At press time, Democrats were balking at a third stimulus bill, estimated to cost $1.8 trillion, in which Senate Republicans proposed to give Treasury Secretary Steve Mnuchin broad discretion to secretly dole out $500 billion in grants and loans to bail out corporations, many of which used tax relief in 2018 to buy back their own stock rather than invest the windfall in expanding their businesses.
Sen. Elizabeth Warren, D-Mass., has been a leader in the Democratic response to the virus emergency. Warren on March 17 rolled out eight conditions she argued should be placed on any company that receives government funds to help stay afloat during the pandemic, including a permanent ban on stock buybacks, a three-year ban on dividends or executive bonuses, a $15 minimum wage and setting aside board seats for employee-elected representatives. She also calls on cancelling $10,000 in student loan debt.
Senate Minority Leader Charles Schumer, D-N.Y, and House Speaker Nancy Pelosi, D-Calif., staked out a similar position. And in the days since, Trump and some Republican senators have indicated they would back restrictions on bailouts going to stock buybacks.
“To earn Democratic support in the Congress, any economic stimulus proposal must include new, strong and strict provisions that prioritize and protect workers, such as banning the recipient companies from buying back stock, rewarding executives, and laying off workers,” Schumer and Pelosi said in a joint statement.
Joe Biden, who announced March 23 he would take a more active role in criticizing Trump’s response to the health crisis, embraced a proposal by Schumer, Warren and Oregon Sen. Ron Wyden (D) to increase Social Security benefits by $200 a month for all recipients over the next two years. Biden also supported the student debt cancellation proposal.

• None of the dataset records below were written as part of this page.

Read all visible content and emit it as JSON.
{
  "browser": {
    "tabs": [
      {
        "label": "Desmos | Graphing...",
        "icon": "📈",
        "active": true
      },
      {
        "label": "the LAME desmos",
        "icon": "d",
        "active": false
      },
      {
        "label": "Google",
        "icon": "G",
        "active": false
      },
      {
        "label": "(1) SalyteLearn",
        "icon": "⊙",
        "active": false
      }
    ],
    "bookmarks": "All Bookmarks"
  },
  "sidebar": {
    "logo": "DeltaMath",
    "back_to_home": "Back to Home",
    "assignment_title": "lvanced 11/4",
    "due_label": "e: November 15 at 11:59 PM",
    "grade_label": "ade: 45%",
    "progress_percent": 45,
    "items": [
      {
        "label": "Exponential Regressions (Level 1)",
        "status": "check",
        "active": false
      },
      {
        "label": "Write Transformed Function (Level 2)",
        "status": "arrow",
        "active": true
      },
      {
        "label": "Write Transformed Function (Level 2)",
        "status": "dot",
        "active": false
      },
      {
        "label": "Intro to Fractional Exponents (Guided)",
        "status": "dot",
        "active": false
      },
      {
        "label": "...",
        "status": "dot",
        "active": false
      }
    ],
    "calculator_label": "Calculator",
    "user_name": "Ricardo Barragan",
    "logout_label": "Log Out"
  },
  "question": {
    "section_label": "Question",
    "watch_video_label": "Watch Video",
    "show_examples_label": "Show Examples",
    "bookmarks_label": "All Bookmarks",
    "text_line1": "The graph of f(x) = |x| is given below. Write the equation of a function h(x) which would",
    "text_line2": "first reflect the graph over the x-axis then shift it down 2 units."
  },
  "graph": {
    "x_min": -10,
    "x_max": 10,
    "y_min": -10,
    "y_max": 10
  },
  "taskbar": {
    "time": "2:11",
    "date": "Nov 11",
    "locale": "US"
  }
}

Pelosi on March 23 unveiled House Democrats’ stimulus package, which includes funding for states to carry out a mandate to ensure America can hold its November elections as scheduled in a safe manner, even if the coronavirus continues to be a threat.
The Democrats include $4 billion to help states implement voting by mail. The bill would require that states offer 15 days of in-person early voting, allow registered voters to cast ballots by mail without an excuse, and mail every registered voter a ballot in case of an emergency like the current one. Additionally, the bill mandates that online and same-day voter registration be made available in every state.
Republicans likely will be hostile to the effort to make it easier to vote, but Democrats should hold the line and demand that any further stimulus measures guarantee that citizens have the right to cast a vote in November. — JMC
Update: The coronavirus relief bill Congress passed Friday, March 27, did not go as far as Democrats hoped, but it will deliver cash payments to practically everyone in America, expand unemployment insurance for people who lose their jobs due to the pandemic and prevent people from losing their jobs in the first place, so that their employers remain their main source of income, Arthur Delaney reported at HuffPost.
The bill creates a $350 billion “paycheck protection program” that essentially pays small businesses not to lay off their workers for the duration of the outbreak. The government will lend money to firms to cover their payroll and other costs for eight weeks, and then forgive the loan if the firms avoid layoffs.
The unemployment compensation, by contrast, amounts to about $260 billion, according to an estimate by the Committee for a Responsible Federal Budget, while the rebate payments to households amount to $290 billion.
Employers who lose business or are ordered to shut down because of the outbreak can also get a refundable tax credit for part of their payroll costs.